1. The coefficient of kinetic friction between a jeep’s tires and the flat road is µk = 0.5. If the net force on the jeep is the force of kinetic friction exerted by the road, (a) what is the maximum deceleration of the jeep when the brakes are applied? (b) What is the shortest distance in which the jeep can stop if it is traveling at 25 m/s before the application of the brakes?
2. Your pet horseshoe crab, Zippy, has grown to 4.9 kg and is feeling somewhat lethargic. Sensing that something is missing from his life, you decide to give him a thrill ride by attaching a rope to his exoskeleton with a bit of contact cement. (Your friend complains that this is animal cruelty, but you reply that he is about to molt.) The other end is attached to a hanging mass of 3.2 kg via a low-friction, low mass pulley, as shown in the accompanying figure. If the coefficient of kinetic friction between the crab and the table is 0.4, find the time that it takes for Zippy to scoot 1.2 m across the table, if he starts from rest.

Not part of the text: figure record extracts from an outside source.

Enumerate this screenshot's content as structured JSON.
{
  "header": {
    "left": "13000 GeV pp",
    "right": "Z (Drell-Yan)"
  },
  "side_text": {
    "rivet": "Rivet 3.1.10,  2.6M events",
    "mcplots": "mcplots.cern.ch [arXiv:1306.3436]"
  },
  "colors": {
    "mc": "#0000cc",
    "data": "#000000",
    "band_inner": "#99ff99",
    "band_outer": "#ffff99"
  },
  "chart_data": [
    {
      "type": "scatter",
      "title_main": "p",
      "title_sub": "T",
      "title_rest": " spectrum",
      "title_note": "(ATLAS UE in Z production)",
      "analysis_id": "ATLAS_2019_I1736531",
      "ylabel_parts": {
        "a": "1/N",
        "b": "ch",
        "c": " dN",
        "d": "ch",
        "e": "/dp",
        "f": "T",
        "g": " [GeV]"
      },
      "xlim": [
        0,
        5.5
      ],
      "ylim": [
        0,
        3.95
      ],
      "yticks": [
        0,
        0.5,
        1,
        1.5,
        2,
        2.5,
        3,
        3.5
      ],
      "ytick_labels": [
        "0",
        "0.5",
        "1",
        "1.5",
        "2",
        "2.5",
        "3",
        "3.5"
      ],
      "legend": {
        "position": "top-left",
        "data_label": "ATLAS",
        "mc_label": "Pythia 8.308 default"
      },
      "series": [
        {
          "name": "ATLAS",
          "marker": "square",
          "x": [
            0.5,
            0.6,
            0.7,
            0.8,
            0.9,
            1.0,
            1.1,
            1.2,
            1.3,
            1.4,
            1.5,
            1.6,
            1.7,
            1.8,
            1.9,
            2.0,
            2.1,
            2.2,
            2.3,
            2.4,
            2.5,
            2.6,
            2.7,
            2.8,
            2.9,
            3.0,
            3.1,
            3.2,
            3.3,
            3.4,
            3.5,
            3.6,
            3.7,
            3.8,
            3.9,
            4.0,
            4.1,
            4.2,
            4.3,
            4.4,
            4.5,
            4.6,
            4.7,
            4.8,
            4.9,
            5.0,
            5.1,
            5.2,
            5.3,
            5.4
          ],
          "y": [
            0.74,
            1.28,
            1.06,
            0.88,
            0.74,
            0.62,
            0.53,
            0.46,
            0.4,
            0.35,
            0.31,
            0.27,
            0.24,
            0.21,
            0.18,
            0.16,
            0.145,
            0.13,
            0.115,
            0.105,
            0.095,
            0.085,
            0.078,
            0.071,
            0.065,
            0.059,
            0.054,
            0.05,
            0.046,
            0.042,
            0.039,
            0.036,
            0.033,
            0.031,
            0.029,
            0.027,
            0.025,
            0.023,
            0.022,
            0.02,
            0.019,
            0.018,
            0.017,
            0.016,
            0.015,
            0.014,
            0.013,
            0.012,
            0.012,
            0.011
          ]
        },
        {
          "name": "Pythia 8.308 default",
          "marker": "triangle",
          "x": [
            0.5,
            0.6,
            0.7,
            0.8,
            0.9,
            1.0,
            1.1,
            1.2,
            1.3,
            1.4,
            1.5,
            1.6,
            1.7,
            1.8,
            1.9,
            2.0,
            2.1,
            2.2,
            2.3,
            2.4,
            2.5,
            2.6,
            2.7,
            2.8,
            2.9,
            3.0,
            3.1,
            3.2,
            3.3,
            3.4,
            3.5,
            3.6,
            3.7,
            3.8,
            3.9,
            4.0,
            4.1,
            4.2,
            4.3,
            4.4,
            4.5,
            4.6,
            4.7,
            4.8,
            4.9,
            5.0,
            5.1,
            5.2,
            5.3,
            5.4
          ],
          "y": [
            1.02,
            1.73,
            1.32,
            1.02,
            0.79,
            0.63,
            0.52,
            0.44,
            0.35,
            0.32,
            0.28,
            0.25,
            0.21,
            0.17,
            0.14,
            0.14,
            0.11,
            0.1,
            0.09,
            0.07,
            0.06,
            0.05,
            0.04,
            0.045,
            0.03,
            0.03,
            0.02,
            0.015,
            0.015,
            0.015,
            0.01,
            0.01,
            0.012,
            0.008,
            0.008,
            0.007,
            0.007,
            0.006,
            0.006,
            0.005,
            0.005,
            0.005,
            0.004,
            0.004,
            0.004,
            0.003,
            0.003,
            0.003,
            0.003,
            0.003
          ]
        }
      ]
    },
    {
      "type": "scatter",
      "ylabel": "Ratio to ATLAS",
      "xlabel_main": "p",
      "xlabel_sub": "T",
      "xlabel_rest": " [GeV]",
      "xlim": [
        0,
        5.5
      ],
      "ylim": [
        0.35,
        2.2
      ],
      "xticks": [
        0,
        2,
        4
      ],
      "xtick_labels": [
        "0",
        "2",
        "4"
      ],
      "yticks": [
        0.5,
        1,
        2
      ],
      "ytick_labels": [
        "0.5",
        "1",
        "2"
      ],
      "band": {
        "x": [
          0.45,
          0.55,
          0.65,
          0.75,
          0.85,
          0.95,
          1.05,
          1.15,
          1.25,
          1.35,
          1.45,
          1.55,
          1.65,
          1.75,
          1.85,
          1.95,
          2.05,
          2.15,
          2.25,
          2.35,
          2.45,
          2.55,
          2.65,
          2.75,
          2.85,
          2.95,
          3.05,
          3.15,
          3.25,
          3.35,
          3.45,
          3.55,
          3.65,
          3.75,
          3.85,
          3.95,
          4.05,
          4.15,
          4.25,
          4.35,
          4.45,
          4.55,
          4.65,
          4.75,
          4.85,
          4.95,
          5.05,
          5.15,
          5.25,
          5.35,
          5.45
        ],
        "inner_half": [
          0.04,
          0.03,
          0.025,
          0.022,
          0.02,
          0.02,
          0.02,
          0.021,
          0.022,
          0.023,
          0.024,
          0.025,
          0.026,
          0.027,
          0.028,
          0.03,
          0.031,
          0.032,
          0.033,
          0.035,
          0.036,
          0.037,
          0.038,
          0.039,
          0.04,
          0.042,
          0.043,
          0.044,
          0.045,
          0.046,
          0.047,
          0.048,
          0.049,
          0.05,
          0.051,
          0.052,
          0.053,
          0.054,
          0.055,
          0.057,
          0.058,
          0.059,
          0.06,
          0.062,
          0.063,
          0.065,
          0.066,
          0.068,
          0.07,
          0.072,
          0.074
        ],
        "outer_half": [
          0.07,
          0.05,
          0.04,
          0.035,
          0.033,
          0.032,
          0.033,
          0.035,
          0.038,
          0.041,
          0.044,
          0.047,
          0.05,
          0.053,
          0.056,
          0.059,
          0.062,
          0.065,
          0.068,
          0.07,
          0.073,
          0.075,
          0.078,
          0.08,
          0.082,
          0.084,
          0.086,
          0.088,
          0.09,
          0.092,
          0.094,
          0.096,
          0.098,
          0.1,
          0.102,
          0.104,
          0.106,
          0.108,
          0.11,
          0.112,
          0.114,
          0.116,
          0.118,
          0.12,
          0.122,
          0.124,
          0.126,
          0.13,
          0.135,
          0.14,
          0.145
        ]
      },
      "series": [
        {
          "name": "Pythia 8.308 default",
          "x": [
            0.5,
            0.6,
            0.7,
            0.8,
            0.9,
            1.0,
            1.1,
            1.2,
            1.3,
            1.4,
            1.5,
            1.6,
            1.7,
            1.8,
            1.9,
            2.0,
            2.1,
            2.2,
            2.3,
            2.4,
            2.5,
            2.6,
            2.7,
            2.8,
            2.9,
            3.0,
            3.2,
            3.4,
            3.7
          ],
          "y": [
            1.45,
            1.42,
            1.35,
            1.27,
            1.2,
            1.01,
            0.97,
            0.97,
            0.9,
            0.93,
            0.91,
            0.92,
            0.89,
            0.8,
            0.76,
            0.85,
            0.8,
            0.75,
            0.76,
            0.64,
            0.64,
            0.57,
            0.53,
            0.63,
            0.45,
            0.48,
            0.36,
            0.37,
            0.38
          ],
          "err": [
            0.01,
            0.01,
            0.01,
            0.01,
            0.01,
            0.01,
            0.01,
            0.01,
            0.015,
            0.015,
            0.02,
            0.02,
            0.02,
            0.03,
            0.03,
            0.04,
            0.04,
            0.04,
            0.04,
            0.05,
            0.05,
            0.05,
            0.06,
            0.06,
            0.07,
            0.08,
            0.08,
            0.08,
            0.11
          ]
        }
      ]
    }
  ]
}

3. A shipping crate of mass m1 = 28,200 kg is at rest on a ramp that makes an angle of θ = 10° with the horizontal. The coefficient of kinetic friction between the crate and the ramp is µk = 0.207. The crate is attached to a large lead counterweight of mass m2 = 12,000 kg that hangs vertically by means of a steel cable that passes over a low-friction, lightweight pulley. The lead counterweight is then released from rest. When it has fallen 70.0 cm, what is its speed?
4. It’s your friend’s birthday, and you want to impress her with your knowledge of physics, so you build a rocket car to deliver her birthday present. The front of the car has a vertical piece of plywood with a coefficient of static friction of µs = 0.64. You reason that if you accelerate fast enough, there will be enough friction between the plywood and the present so that it will not fall. a) If the present weighs 1.2 kg, what is the minimum acceleration that you need to prevent the present from falling? b) How great is the frictional force between the plywood and present? c) What is the force of friction on the present if you accelerate at twice the minimum acceleration in part a?